Certification system for cloud services to be evaluated

Cloud services create new opportunities for innovative business models and more efficient processes. The secure use of cloud services therefore strengthens the competitiveness of the Swiss economy. Legal and regulatory uncertainties are delaying migration to the cloud, particularly of the banking infrastructure. Last spring, the Federal Council therefore commissioned in-depth clarifications about the need for and feasibility of a “Swiss cloud”.

In its recently published report, the Federal Department of Finance (FDF) identifies the need for a “Swiss cloud” label for secure cloud services that also adhere to specific data sovereignty requirements. This is to minimise the risk of unauthorised data access. Numerous legal issues relating to the use of cloud services require clarification and could result in adjustments to legal and regulatory frameworks. No clear need was identified for a “Swiss cloud” in the form of an independent technological infrastructure under public law.

A number of legal aspects that are particularly relevant for the banking industry have already been addressed in the Swiss Bankers Association’s Cloud Guidelines.

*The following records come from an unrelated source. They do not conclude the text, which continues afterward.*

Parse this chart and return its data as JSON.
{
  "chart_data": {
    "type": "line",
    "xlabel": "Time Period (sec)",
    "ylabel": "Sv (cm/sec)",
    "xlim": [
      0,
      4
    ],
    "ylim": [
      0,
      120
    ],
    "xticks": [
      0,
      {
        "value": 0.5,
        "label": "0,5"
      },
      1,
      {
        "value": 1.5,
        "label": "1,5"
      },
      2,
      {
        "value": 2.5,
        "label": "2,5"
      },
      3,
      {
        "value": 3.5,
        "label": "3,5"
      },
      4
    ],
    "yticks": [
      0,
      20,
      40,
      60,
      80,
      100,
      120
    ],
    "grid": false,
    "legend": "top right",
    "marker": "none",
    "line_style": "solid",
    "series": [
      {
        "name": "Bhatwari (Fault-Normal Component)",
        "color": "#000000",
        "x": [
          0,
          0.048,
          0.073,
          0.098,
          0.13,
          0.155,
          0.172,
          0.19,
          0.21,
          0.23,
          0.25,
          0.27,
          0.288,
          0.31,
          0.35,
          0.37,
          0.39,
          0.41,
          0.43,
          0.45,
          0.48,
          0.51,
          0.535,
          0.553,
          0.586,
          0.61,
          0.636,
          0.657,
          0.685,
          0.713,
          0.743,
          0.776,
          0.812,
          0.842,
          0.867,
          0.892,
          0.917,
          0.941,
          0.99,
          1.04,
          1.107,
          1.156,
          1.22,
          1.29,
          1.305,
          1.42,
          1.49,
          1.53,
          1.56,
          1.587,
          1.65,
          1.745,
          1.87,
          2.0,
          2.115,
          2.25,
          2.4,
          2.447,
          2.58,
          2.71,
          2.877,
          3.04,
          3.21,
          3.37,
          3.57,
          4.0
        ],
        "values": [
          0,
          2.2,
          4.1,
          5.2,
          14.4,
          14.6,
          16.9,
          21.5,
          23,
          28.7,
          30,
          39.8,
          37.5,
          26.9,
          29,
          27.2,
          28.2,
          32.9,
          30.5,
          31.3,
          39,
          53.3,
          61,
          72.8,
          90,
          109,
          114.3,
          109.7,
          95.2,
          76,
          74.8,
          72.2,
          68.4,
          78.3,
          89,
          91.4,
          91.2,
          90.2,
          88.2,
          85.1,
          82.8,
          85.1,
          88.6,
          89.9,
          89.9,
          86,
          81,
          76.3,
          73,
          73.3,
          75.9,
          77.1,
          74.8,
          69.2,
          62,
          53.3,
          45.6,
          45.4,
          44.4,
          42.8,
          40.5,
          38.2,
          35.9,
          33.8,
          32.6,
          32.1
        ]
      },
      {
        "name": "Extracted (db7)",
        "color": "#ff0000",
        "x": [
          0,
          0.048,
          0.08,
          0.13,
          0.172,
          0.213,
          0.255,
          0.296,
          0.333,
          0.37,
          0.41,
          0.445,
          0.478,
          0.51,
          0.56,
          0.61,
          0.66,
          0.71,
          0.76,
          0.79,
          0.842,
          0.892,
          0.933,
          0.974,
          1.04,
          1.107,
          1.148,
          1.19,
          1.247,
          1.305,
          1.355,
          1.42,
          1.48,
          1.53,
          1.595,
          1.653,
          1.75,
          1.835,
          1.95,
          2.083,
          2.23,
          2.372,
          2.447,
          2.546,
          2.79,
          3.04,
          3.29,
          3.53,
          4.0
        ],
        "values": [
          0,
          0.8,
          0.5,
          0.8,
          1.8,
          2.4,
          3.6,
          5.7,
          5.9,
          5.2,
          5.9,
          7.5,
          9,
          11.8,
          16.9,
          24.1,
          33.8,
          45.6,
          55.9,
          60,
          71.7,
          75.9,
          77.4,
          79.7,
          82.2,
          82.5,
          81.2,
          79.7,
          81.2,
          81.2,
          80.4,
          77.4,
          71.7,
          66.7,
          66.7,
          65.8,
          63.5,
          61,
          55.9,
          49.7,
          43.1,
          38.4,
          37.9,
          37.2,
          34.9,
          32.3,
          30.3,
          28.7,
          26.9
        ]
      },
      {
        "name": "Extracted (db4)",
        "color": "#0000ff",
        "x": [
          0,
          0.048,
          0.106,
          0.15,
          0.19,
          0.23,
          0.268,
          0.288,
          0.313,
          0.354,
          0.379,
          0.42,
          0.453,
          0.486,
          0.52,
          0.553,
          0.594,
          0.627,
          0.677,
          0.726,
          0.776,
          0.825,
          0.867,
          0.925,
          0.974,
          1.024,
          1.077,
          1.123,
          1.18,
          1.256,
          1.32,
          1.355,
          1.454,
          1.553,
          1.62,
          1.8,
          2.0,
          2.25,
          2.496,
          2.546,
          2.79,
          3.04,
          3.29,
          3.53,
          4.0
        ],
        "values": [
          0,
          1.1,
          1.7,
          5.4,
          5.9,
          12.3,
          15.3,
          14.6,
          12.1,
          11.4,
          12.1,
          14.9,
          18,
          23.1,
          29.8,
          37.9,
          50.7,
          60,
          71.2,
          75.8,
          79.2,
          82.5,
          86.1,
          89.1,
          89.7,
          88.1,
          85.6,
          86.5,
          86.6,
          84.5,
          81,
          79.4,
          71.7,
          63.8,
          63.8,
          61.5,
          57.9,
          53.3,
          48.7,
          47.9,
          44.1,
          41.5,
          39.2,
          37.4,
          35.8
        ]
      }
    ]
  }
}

They give rise to the question of what constitutes a breach of bank-client confidentiality in the cloud and to what extent personal data and non-personal data can be meaningfully differentiated and decoupled in a cloud. In particular, the SBA welcomes the clarification of the legal situation with regard to the impact of the US’s CLOUD Act on the Swiss economy after calling for such clarification in its position paper.

Based on the findings of the “Swiss cloud” needs assessment report, the Federal Council has mandated the establishment of a comprehensive package of further measures. Of particular interest from a banking perspective is the evaluation and specification of a certification system for cloud services. The Federal Council aims to list ICT and cloud solutions that meet defined categories of service quality (in terms of official confidentiality, the protection of information, data protection, availability, etc.) in a public register. This is to make it easier for users to identify trustworthy service providers. To this end, ICT and cloud standards should be made auditable.

The Swiss Bankers Association is prepared to actively contribute to the further work of the federal government in this area and will adjust its Cloud Guidelines if required.